In einer der Diskussionen ging es um die Frage: „Wie machen wir grüne Innovationen wettbewerbsfähig?“

In einer der Diskussionen ging es um die Frage: „Wie machen wir grüne Innovationen wettbewerbsfähig?“

Foto: BMBF/Rickel

Forschung für Nachhaltigkeit ist breit aufgestellt

Energie ist einer der Bereiche, welche die Nachhaltigkeitsforschung im Rahmen der FONA-Strategie abdeckt. Darüber hinaus unterstützt die Bundesregierung auch alle anderen Forschungsbereiche, die mit nachhaltiger Entwicklung in Zusammenhang stehen. 

Der Förderschwerpunkt „Sozial-ökologische Forschung“ beschäftigt sich unter anderem mit der Frage, wie eine nachhaltige Wirtschafts-, Konsum- oder Lebensweise gestaltet sein sollte. Gegenstand der Forschung sind ebenfalls neue Technologien, gesellschaftliche Initiativen oder Geschäftsmodelle, die zukünftige Nachhaltigkeitsinnovationen befördern könnten.
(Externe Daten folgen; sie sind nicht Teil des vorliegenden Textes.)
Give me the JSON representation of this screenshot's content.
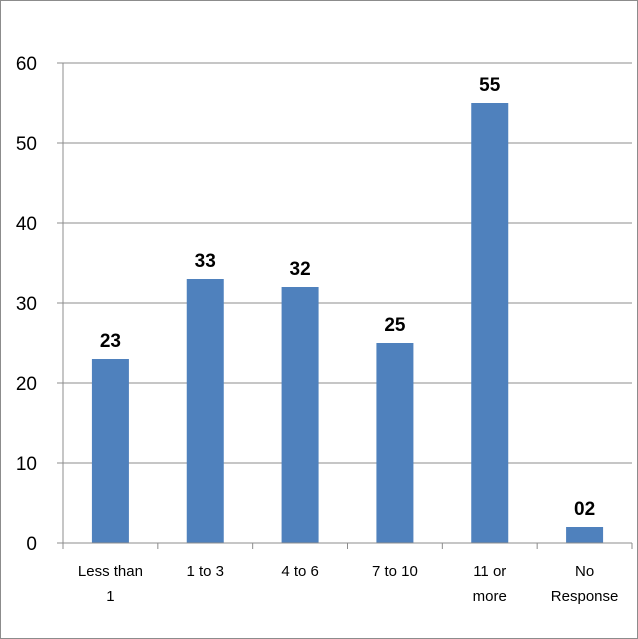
{
  "chart_data": {
    "type": "bar",
    "title": "",
    "xlabel": "",
    "ylabel": "",
    "categories": [
      [
        "Less than",
        "1"
      ],
      [
        "1 to 3"
      ],
      [
        "4 to 6"
      ],
      [
        "7 to 10"
      ],
      [
        "11 or",
        "more"
      ],
      [
        "No",
        "Response"
      ]
    ],
    "values": [
      23,
      33,
      32,
      25,
      55,
      2
    ],
    "data_labels": [
      "23",
      "33",
      "32",
      "25",
      "55",
      "02"
    ],
    "ylim": [
      0,
      60
    ],
    "yticks": [
      0,
      10,
      20,
      30,
      40,
      50,
      60
    ],
    "grid": true,
    "legend": "none",
    "colors": {
      "bar": "#4f81bd",
      "grid": "#8c8c8c",
      "axis": "#8c8c8c"
    }
  }
}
Eine wichtige Einsicht dabei ist, dass eine nachhaltige Entwicklung nur zu erreichen ist, wenn naturwissenschaftlich-technische und soziale Innovationen ineinandergreifen.

Weitere Forschungsfelder sind beispielsweise die Meeres- und Polarforschung, die Forschung zu Rohstoffeffizienz und Kreislaufwirtschaft sowie die Biodiversitätsforschung. 

Das Förderprogramm „Forschung für Nachhaltigkeit" (FONA) der Bundesregierung soll nachhaltige Innovationen entwickeln und dabei den gesamten Forschungsprozess von den Grundlagen bis zur Anwendung integrieren. Ziel der Bundesregierung ist es, die Forschung stärker am Leitbild der Nachhaltigkeit auszurichten. Von 2020 bis 2025 beträgt das FONA-Fördervolumen insgesamt 4 Milliarden Euro.